A proximité, nous contemplons le châtaignier classé de « La Torre » (ci-dessus à droite), dont le diamètre avoisine les 1.50 m et sa hauteur les 8 m. Son âge estimé à 250 ans en fait le plus vieux châtaignier du département. C’est en 1996, que l’Office National des Forêts, en collaboration avec l’association ARBRES, engageait le classement d’arbres remarquables en milieu forestier, situés sur des propriétés publiques. Sur un total de 2048 arbres sélectionnés à l’échelle nationale, 296 seront classés comme remarquables et d’intérêt national dont ce châtaignier de la Tourre.

Malheureusement l’orage nous chassera de notre contemplation et c’est sous des trombes d’eau et des éclairs assourdissants que nous parcourrons de manière précipité les 2 kms qui nous séparaient des voitures.

En l’espace d’une petite journée c’est donc plus de 140 espèces qui ont été déterminées, dont certaines présentant un intérêt patrimonial majeur (genre Ophrys). Cela démontre bien la richesse floristique du site.
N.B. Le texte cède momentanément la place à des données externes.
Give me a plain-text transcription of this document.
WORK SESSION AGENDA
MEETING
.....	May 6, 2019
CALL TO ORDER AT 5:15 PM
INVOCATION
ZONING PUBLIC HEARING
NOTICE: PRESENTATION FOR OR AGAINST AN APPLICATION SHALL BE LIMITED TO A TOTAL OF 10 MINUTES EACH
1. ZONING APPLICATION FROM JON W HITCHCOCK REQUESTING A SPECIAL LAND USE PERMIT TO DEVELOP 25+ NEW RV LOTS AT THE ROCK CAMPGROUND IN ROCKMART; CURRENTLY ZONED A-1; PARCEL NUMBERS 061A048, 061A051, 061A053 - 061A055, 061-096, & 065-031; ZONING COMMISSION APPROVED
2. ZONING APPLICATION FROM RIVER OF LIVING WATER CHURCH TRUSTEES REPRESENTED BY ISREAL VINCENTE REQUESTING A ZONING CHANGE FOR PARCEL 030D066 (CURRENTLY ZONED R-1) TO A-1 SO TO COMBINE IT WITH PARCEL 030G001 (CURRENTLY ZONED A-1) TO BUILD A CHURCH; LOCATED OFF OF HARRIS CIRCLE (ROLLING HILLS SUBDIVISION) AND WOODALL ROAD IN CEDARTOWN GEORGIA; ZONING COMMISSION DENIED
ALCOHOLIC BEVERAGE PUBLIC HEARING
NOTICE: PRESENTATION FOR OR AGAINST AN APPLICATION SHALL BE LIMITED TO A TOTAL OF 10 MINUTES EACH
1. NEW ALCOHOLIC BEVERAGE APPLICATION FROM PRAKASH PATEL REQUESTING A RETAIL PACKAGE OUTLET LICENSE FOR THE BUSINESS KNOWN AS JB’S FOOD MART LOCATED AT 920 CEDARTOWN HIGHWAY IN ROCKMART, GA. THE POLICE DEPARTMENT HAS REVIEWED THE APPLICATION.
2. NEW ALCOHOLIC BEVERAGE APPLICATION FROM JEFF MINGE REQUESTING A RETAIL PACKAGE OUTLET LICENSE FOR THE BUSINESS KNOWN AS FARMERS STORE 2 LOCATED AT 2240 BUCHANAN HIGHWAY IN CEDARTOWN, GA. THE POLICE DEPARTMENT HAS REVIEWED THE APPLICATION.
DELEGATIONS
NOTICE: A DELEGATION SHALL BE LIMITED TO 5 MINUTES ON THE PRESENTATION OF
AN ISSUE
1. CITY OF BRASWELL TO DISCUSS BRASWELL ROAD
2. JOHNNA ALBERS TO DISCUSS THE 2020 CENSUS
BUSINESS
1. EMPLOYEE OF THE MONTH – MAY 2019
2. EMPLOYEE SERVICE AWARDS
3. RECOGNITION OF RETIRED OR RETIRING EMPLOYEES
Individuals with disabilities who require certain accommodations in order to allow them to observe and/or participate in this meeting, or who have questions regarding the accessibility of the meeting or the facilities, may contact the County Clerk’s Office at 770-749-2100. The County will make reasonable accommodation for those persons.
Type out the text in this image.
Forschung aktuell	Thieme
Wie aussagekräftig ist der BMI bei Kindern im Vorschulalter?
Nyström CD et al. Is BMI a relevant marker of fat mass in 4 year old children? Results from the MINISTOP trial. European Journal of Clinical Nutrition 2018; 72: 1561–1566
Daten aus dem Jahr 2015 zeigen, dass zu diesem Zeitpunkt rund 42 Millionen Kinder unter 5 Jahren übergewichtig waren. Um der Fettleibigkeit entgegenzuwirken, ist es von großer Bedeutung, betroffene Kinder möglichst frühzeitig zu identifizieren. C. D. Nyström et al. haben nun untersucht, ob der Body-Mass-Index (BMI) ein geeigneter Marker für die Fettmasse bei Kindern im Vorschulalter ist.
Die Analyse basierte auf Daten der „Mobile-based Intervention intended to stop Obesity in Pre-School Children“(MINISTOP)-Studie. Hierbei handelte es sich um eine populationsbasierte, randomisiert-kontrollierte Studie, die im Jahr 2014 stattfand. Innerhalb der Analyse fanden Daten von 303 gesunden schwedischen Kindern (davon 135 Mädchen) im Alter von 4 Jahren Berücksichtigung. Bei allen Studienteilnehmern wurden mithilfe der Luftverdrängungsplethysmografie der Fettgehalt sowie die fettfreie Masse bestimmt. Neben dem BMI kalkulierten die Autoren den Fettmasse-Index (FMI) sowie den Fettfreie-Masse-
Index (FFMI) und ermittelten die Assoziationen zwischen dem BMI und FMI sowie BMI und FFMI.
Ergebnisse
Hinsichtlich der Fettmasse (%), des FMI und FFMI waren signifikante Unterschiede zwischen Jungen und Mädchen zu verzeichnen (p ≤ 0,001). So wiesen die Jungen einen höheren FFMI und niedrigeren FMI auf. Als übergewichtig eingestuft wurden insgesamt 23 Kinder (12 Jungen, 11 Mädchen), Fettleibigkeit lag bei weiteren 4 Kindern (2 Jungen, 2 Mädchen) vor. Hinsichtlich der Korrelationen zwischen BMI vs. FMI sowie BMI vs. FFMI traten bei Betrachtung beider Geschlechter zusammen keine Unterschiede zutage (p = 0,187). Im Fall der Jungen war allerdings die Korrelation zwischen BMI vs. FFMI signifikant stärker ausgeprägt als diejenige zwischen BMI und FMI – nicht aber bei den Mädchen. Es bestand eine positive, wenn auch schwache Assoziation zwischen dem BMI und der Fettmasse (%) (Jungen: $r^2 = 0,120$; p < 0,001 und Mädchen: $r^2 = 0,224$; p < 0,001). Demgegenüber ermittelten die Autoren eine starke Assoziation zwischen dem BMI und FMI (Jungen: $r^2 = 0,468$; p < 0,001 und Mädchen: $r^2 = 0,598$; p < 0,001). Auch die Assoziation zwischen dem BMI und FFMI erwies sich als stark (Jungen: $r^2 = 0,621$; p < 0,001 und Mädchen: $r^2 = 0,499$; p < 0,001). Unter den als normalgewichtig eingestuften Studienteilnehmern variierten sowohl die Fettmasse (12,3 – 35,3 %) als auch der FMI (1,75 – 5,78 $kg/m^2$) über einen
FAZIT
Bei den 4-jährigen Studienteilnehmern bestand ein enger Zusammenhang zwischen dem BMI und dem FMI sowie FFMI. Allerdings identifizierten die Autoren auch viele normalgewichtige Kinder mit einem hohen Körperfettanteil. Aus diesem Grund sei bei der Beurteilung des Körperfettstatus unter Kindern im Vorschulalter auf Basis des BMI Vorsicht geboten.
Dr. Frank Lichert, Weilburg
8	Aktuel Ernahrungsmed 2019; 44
De ce fait, un travail d’inventaire et de cartographie des habitats semblerait opportun à être conduit. Cela permettrait d’identifier ainsi les secteurs à forts enjeux environnementaux et les dispositions particulières à y appliquer pour les préserver. Ces travaux constitueraient aussi un outil d’aide à la gestion durable, pour les gestionnaires forestiers et pastoraux.